To start with, you could pose the problem orally, asking children to imagine a circle with eight equally-spaced dots placed on its circumference. How many quadrilaterals do they think it might be possible to draw by joining four of the dots? Take a few suggestions and then ask how they think they could go about finding out.

You could use this interactivity or draw an eight-point circle on the board. Invite them each to imagine a quadrilateral on this circle. How would they describe their quadrilateral to someone else? Let the class offer some suggestions e.g. by numbering the dots and describing a quadrilateral by the numbers at
its vertices. Then return to the problem of the number of different quadrilaterals. Discuss ways in which they will be able to keep track of the quadrilaterals and how they will know they have them all. Some children may wish to draw quadrilaterals in a particular order, for example those with a side of $1$ first (i.e. adjacent pegs joined), then $2$ etc. Others may feel happy just to list
the quadrilaterals as numbers. This sheet of blank eight-point circles may be useful. Encourage children to work in small groups to find the total number.

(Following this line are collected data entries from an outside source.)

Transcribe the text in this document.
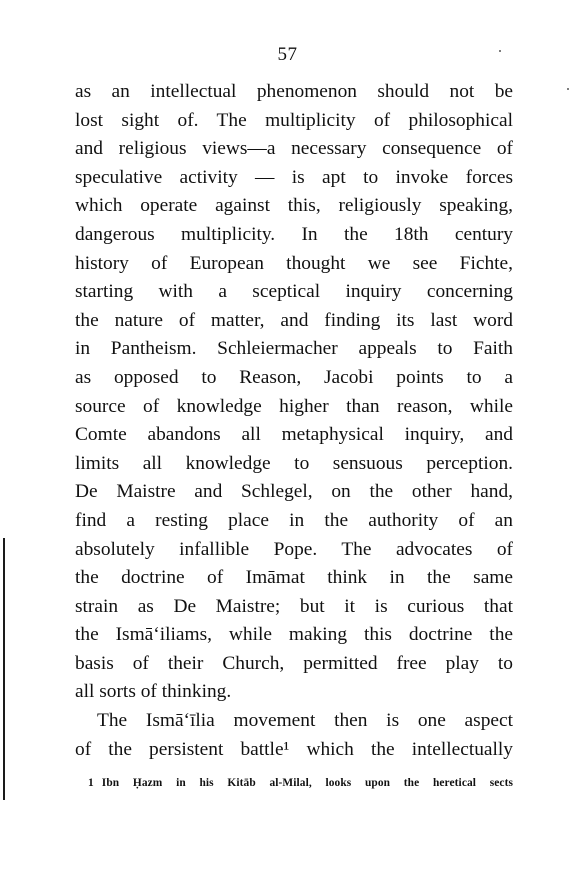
57
as an intellectual phenomenon should not be
lost sight of. The multiplicity of philosophical
and religious views—a necessary consequence of
speculative activity — is apt to invoke forces
which operate against this, religiously speaking,
dangerous multiplicity. In the 18th century
history of European thought we see Fichte,
starting with a sceptical inquiry concerning
the nature of matter, and finding its last word
in Pantheism. Schleiermacher appeals to Faith
as opposed to Reason, Jacobi points to a
source of knowledge higher than reason, while
Comte abandons all metaphysical inquiry, and
limits all knowledge to sensuous perception.
De Maistre and Schlegel, on the other hand,
find a resting place in the authority of an
absolutely infallible Pope. The advocates of
the doctrine of Imāmat think in the same
strain as De Maistre; but it is curious that
the Ismāʻiliams, while making this doctrine the
basis of their Church, permitted free play to
all sorts of thinking.
The Ismāʻīlia movement then is one aspect
of the persistent battle¹ which the intellectually
1 Ibn Ḥazm in his Kitāb al-Milal, looks upon the heretical sects
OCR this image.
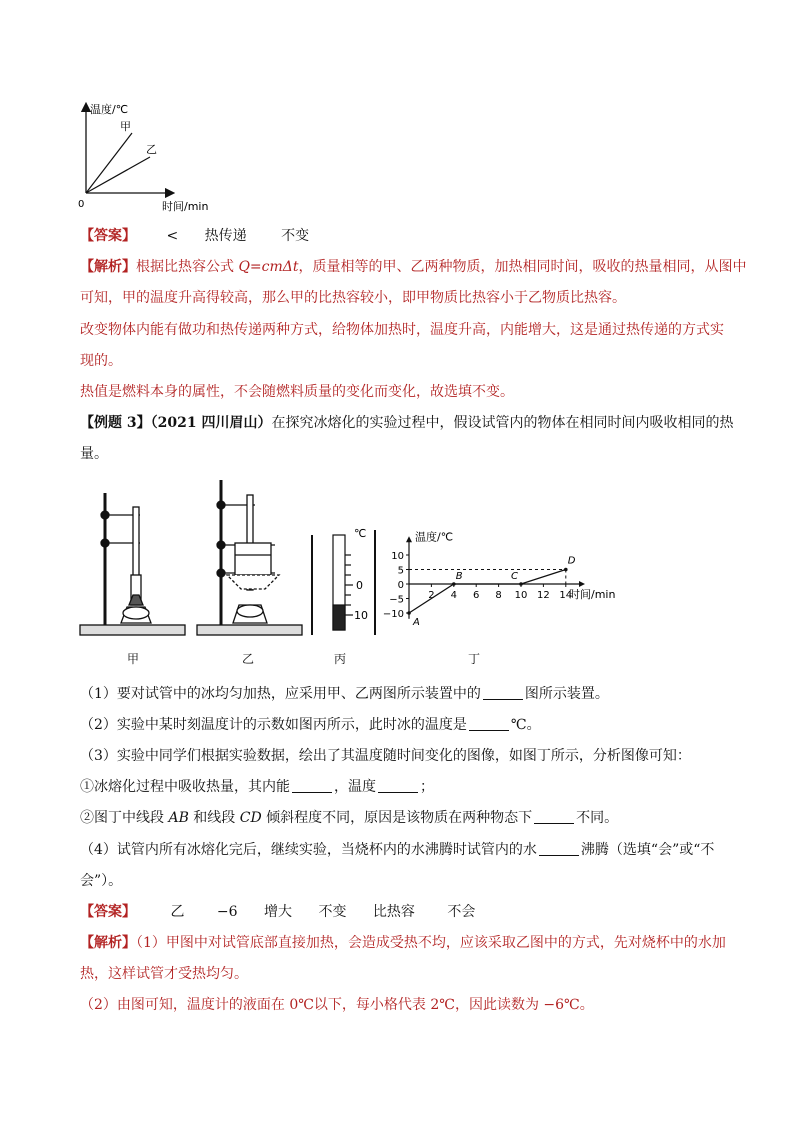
温度/℃
甲
乙
0	时间/min
【答案】 < 热传递 不变
【解析】根据比热容公式 Q=cmΔt，质量相等的甲、乙两种物质，加热相同时间，吸收的热量相同，从图中
可知，甲的温度升高得较高，那么甲的比热容较小，即甲物质比热容小于乙物质比热容。
改变物体内能有做功和热传递两种方式，给物体加热时，温度升高，内能增大，这是通过热传递的方式实
现的。
热值是燃料本身的属性，不会随燃料质量的变化而变化，故选填不变。
【例题 3】（2021 四川眉山）在探究冰熔化的实验过程中，假设试管内的物体在相同时间内吸收相同的热
量。
℃
0
10
温度/℃
时间/min
10
5
0
−5
−10
2 4 6 8 10 12 14
A
B	C
D
甲	乙	丙	丁
（1）要对试管中的冰均匀加热，应采用甲、乙两图所示装置中的	图所示装置。
（2）实验中某时刻温度计的示数如图丙所示，此时冰的温度是	℃。
（3）实验中同学们根据实验数据，绘出了其温度随时间变化的图像，如图丁所示，分析图像可知：
①冰熔化过程中吸收热量，其内能	，温度	；
②图丁中线段 AB 和线段 CD 倾斜程度不同，原因是该物质在两种物态下	不同。
（4）试管内所有冰熔化完后，继续实验，当烧杯内的水沸腾时试管内的水	沸腾（选填“会”或“不
会”）。
【答案】 乙 −6 增大 不变 比热容 不会
【解析】（1）甲图中对试管底部直接加热，会造成受热不均，应该采取乙图中的方式，先对烧杯中的水加
热，这样试管才受热均匀。
（2）由图可知，温度计的液面在 0℃以下，每小格代表 2℃，因此读数为 −6℃。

After a short time, you could stop the group and focus their attention on one of the quadrilaterals, using the interactivity. How could they work out the angles of this quadrilateral? At first it looks very difficult, but marking the centre of the circle with a dot (this can be done on the interactivity) makes it more accessible. Knowing the angles of each quadrilateral may help when it
comes to checking there are no duplicates.

After giving the class more time to work, bring them together to share findings and systems, using the interactivity to aid visualisation. You may also want to discuss the angles of each quadrilateral and, in particular, how pairs went about calculating these angles.

How do you know your quadrilaterals are all different?

How do you know you have all the different quadrilaterals?

You could challenge pupils to think about whether they could predict the number of different quadrilaterals which are possible for different point circles. How would they go about finding out? (Here is a sheet of nine-point circles which may be
useful.)